In general, in order to reduce the time for operations on arguments like numbers or strings that are really long, it is necessary to reduce the number range to something more manageable. Hashing is a general solution to this and it involves mapping keys k from a large universe \( U \) of strings/numbers into a hash of the key \( h(k) \) which lies in a smaller range, say \( [1...m] \). There are many hash function that can be used, all with different theoretical and practical properties. The two key properties that we need for hashing are:

1. Reproducibility if \( x = y \), then \( h(x) = h(y) \). This is essential for our mapping to make sense.

2. Uniform output distribution This implies that regardless of the input distribution, the output distribution is uniform. i.e. if \( x! = y \), then \( P(h(x) = h(y)) = 1/m \), irrespective of the input distribution. This is a desirable property to reduce the chance of spurious hits.
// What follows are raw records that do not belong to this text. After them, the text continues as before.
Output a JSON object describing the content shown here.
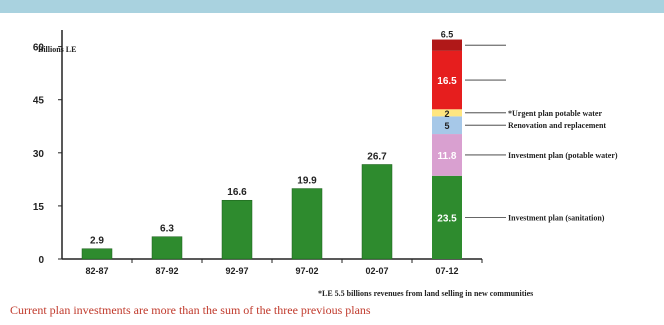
{
  "chart_data": {
    "type": "bar",
    "unit_label": "Billions LE",
    "categories": [
      "82-87",
      "87-92",
      "92-97",
      "97-02",
      "02-07",
      "07-12"
    ],
    "values": [
      2.9,
      6.3,
      16.6,
      19.9,
      26.7,
      null
    ],
    "value_labels": [
      "2.9",
      "6.3",
      "16.6",
      "19.9",
      "26.7",
      "6.5"
    ],
    "stacked_bar": {
      "category": "07-12",
      "segments": [
        {
          "name": "Investment plan (sanitation)",
          "value": 23.5,
          "label": "23.5",
          "color": "#2e8b2e"
        },
        {
          "name": "Investment plan (potable water)",
          "value": 11.8,
          "label": "11.8",
          "color": "#d9a0d0"
        },
        {
          "name": "Renovation and replacement",
          "value": 5,
          "label": "5",
          "color": "#a6c8e8"
        },
        {
          "name": "*Urgent plan potable water",
          "value": 2,
          "label": "2",
          "color": "#ffe680"
        },
        {
          "name": "",
          "value": 16.5,
          "label": "16.5",
          "color": "#e61e1e"
        },
        {
          "name": "",
          "value": 3.2,
          "label": "",
          "color": "#b01818"
        }
      ]
    },
    "y_ticks": [
      "0",
      "15",
      "30",
      "45",
      "60"
    ],
    "ylim": [
      0,
      63
    ],
    "bar_color": "#2e8b2e",
    "footnote": "*LE 5.5 billions revenues from land selling in new communities",
    "grid": false
  },
  "caption": "Current plan investments are more than the sum of the three previous plans",
  "colors": {
    "caption": "#c0392b",
    "band": "#a9d2df"
  }
}
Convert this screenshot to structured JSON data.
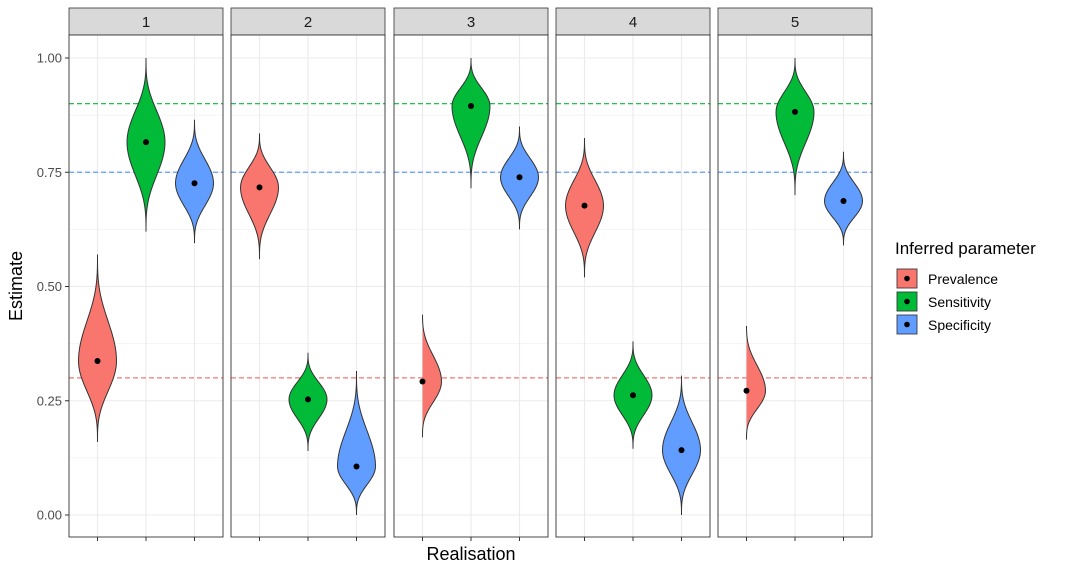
{
  "chart_data": {
    "type": "violin",
    "facets": [
      "1",
      "2",
      "3",
      "4",
      "5"
    ],
    "xlabel": "Realisation",
    "ylabel": "Estimate",
    "ylim": [
      -0.03,
      1.1
    ],
    "yticks": [
      0.0,
      0.25,
      0.5,
      0.75,
      1.0
    ],
    "ytick_labels": [
      "0.00",
      "0.25",
      "0.50",
      "0.75",
      "1.00"
    ],
    "grid": true,
    "legend": {
      "title": "Inferred parameter",
      "position": "right",
      "entries": [
        "Prevalence",
        "Sensitivity",
        "Specificity"
      ]
    },
    "colors": {
      "Prevalence": "#F8766D",
      "Sensitivity": "#00BA38",
      "Specificity": "#619CFF"
    },
    "reference_lines": [
      {
        "parameter": "Prevalence",
        "value": 0.3
      },
      {
        "parameter": "Sensitivity",
        "value": 0.9
      },
      {
        "parameter": "Specificity",
        "value": 0.75
      }
    ],
    "series": [
      {
        "name": "Prevalence",
        "medians": [
          0.337,
          0.717,
          0.292,
          0.677,
          0.272
        ],
        "min": [
          0.16,
          0.56,
          0.17,
          0.52,
          0.165
        ],
        "max": [
          0.57,
          0.835,
          0.445,
          0.825,
          0.42
        ]
      },
      {
        "name": "Sensitivity",
        "medians": [
          0.816,
          0.253,
          0.895,
          0.262,
          0.882
        ],
        "min": [
          0.62,
          0.14,
          0.715,
          0.145,
          0.7
        ],
        "max": [
          1.0,
          0.355,
          1.0,
          0.38,
          1.0
        ]
      },
      {
        "name": "Specificity",
        "medians": [
          0.726,
          0.106,
          0.739,
          0.142,
          0.687
        ],
        "min": [
          0.595,
          0.0,
          0.625,
          0.0,
          0.59
        ],
        "max": [
          0.865,
          0.315,
          0.85,
          0.305,
          0.795
        ]
      }
    ]
  }
}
An interesting idea that was raised was that it might be useful to have locality sensitive hash functions from the point of view of use in neighborhood searches, such that points in U that are close to each other are mapped to nearby points by the hash function. The notion of Random projections, as an extension of the BLAST algorithm, is based on this idea. Also, it is to be noted that modulo doesn't satisfy property 2 above because it is possible to have input distributions (e.g. all multiples of the number vis--vis which the modulo is taken) that result in a lot of collisions. Nevertheless, choosing a random number as the divisor of the modulo can avoid many collisions.

Working with hashing increases the complexity of analyzing the algorithm since now we need to compute the expected run time by including the cost of verification. To show that the expected run time is linear, we need to show that the probability of spurious hits is small.